Read up on the design of the Drake TR-3 SSB/CW transceiver. This radio had a rinky dink pair of 4 pole crystal filters which are affectionately called the "soup can". This was an Achillies heel of this radio and often one or both of the filters went south.
The topology of this radio used a fixed BFO frequency of 9 MHz, and the two filters center frequencies are such where one is above the BFO and one below he BFO. To switch sidebands, you switched the filters.
These filters today are unobtanium and when one dies your TR-3 is dead! The TR-4 uses the same approach but employs two separate filters not soldered inside a soup can. The TR-4 filters are physically too big for a retrofit inside the TR-3.

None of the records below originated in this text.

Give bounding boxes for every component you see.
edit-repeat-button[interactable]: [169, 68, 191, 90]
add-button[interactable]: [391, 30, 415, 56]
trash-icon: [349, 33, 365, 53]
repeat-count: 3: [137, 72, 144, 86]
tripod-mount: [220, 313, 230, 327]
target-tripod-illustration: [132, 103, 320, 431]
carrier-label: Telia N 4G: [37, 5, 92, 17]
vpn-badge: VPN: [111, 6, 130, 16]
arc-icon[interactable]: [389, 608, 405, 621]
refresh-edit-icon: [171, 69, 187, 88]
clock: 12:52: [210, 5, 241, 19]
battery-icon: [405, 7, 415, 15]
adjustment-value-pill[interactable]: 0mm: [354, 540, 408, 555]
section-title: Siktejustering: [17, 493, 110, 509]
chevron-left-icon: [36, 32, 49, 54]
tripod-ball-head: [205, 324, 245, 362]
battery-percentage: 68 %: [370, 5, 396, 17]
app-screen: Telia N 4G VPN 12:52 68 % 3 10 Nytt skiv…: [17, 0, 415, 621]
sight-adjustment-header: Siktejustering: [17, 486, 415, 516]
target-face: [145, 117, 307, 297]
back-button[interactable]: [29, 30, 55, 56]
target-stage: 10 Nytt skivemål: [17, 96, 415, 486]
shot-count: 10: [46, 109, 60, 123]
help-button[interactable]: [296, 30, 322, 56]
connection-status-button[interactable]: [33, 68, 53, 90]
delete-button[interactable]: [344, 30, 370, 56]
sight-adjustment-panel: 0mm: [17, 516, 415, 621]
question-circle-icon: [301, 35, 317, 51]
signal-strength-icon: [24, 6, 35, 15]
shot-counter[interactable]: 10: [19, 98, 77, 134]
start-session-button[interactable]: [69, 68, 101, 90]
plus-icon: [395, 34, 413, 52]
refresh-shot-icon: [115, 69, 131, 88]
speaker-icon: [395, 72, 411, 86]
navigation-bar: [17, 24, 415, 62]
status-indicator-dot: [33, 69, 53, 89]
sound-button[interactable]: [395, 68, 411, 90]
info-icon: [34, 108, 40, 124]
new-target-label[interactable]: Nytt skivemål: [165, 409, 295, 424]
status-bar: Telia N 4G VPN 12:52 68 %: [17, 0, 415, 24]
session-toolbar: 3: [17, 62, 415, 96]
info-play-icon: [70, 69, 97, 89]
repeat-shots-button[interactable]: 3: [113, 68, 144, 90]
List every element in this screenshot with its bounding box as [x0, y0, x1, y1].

But an ingenious solution from K9SUL who had one dead filter (the other was OK) was to hardwire that filter into the circuit, bypassing the front panel filter switch. The next step was a technology solution. He eliminates the 9 MHz crystal BFO and installs a Si535i driven with a Teensy Microcontroller. The front panel switch then selects a 9 MHz BFO frequency for the one good filter and a second BFO Frequency that shifts the BFO signal to the opposite sideband.

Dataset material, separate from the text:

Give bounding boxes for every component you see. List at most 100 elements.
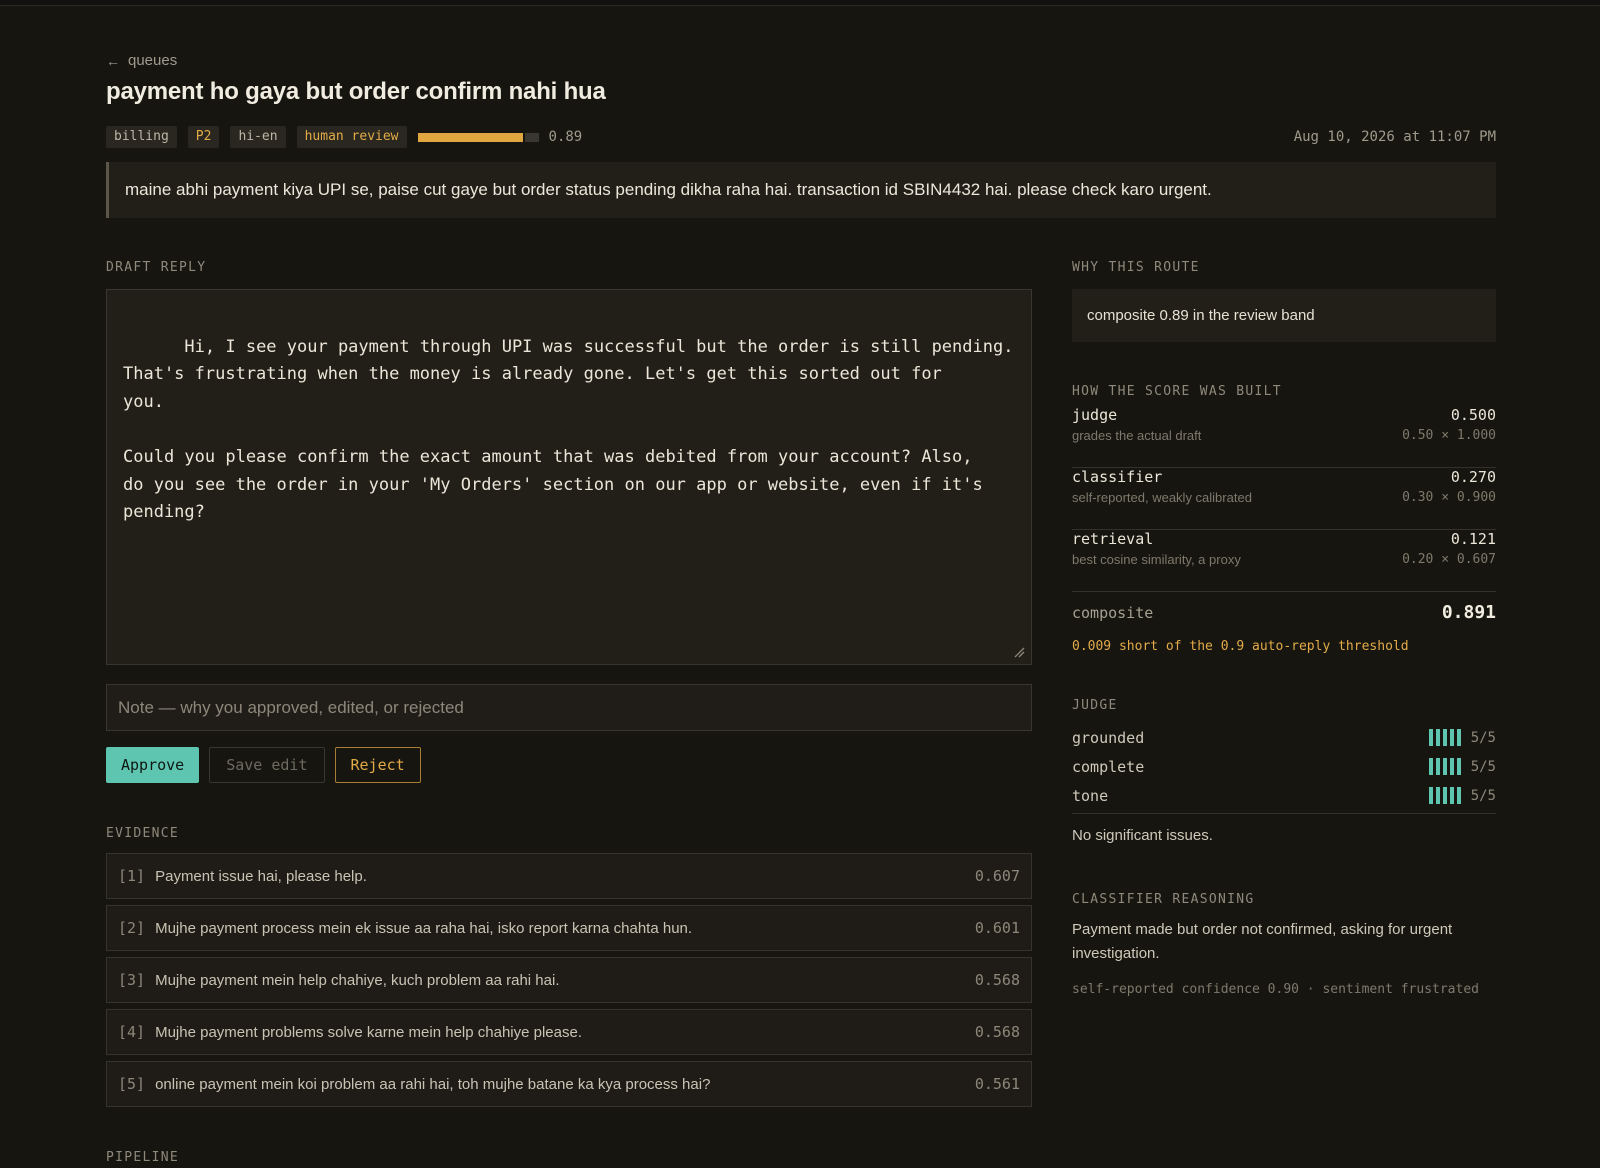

I foresee a twizzle on this approach where a single 9 MHz 6 or 8 pole filter is installed in place of the soup can and the Si5351 would then select the proper USB LSB carrier oscillator frequencies. You could even resort to a 4 pole 9 MHz INRAD filter which costs $33 and has a Zin/out of 200 Ohms. You will need a 10 to 1 match for this filter as I believe the soup cans ones were 2K. A 6 Turn to 19 Turn transformer on a FT-37-43 core gives that transform. 6^2 = 36 and 19^2 = 361. Thus 361/36 = 10:1.
This not only rescues a boat anchor from the land fill, but a 6 or 8 pole filter would be an upgrade.
Yet another use of the Si5351. K9SUL has a you tube video on his solution.